I personally would only use Trim Galore in the default mode, and simply forget about some TruSeq dimer sequences (or maybe change the sample prep somewhat so you don't get these) as they drop out in the mapping step anyway.

As you have

ag1805x commented 3 years ago

I wouldn't have bothered much if it was RNA-Seq data. But this is WGBS data.
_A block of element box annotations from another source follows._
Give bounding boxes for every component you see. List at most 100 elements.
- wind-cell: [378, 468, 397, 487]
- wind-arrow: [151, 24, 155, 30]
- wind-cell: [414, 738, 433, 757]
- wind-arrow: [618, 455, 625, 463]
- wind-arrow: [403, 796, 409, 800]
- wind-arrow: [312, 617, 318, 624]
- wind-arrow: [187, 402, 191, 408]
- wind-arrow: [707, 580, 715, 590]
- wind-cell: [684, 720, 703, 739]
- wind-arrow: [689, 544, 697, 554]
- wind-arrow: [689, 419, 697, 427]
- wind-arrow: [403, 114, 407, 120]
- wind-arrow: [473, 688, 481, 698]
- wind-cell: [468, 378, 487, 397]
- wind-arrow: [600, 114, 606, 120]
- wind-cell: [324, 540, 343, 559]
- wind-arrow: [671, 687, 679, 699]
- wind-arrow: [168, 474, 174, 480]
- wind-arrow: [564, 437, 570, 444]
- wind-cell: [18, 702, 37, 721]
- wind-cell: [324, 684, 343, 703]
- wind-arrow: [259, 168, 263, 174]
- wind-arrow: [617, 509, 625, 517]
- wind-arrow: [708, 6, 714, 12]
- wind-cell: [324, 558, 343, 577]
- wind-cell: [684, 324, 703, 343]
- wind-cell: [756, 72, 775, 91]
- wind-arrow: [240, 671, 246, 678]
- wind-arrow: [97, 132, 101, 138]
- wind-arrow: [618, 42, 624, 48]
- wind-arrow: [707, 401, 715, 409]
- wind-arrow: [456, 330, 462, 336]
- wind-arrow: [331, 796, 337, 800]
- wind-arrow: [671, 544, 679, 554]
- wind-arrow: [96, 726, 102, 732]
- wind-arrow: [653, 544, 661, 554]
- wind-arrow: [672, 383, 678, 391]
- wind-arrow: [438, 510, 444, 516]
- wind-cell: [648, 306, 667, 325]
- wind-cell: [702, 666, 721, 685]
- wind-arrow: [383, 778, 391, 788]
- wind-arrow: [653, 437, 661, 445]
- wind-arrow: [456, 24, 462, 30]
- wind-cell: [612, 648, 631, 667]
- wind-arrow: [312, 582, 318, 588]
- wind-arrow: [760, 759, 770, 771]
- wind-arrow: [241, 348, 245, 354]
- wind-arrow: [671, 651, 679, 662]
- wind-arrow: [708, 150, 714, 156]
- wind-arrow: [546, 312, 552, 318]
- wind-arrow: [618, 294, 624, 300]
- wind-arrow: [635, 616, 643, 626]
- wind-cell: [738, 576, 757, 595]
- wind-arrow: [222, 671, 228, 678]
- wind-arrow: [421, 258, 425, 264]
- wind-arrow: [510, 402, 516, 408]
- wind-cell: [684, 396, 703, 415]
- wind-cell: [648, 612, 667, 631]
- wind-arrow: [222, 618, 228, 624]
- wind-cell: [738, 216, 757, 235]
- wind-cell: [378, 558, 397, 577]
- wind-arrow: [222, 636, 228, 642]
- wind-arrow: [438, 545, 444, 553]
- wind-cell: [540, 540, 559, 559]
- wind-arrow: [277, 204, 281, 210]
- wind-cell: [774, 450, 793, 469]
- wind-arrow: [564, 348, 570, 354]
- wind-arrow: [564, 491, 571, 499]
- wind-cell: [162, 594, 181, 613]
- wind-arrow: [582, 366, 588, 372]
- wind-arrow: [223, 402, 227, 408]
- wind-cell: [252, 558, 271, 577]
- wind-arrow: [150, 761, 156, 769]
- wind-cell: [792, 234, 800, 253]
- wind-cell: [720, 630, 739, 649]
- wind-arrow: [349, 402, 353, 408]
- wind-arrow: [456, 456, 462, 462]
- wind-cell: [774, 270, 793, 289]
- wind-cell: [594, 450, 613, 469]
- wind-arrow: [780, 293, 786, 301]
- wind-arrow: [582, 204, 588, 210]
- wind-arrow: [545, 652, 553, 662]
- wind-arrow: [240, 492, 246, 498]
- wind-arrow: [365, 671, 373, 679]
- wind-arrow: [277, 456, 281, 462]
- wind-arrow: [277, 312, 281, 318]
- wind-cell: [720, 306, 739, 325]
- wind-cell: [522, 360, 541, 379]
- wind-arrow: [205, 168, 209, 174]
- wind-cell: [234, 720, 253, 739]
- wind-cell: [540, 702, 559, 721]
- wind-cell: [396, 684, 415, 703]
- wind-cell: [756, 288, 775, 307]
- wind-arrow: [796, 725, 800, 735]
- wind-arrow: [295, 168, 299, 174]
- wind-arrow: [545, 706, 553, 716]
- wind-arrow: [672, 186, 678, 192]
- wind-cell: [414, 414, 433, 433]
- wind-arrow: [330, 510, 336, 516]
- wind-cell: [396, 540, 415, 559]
I think in one of the tutorials it was mentioned: "adapter contamination may in a Bisulfite-Seq setting lead to mis-alignments and hence incorrect methylation calls". Can I afford to retain the adapters?

Using Trimmomatic does solve the issue though: trimmomatic SE -threads 40 data.fastq.gz data_clean.fastq.gz ILLUMINACLIP:TruSeq3-SE.fa:2:30:10 TRAILING:20 LEADING:20 MINLEN:20

FelixKrueger commented 3 years ago

The [read-through] adapter contamination, so reads that have a just a few bases of adapter on their 3' ends, may under certain circumstances be aligned to incorrect places (depending on mapping parameters).

Full length Illumina TruSeq adapters have no resemblance to the genome, and will thus not map (and also not result in incorrect methylation calls). I am pretty sure that removing or ignoring them will give the exact same results.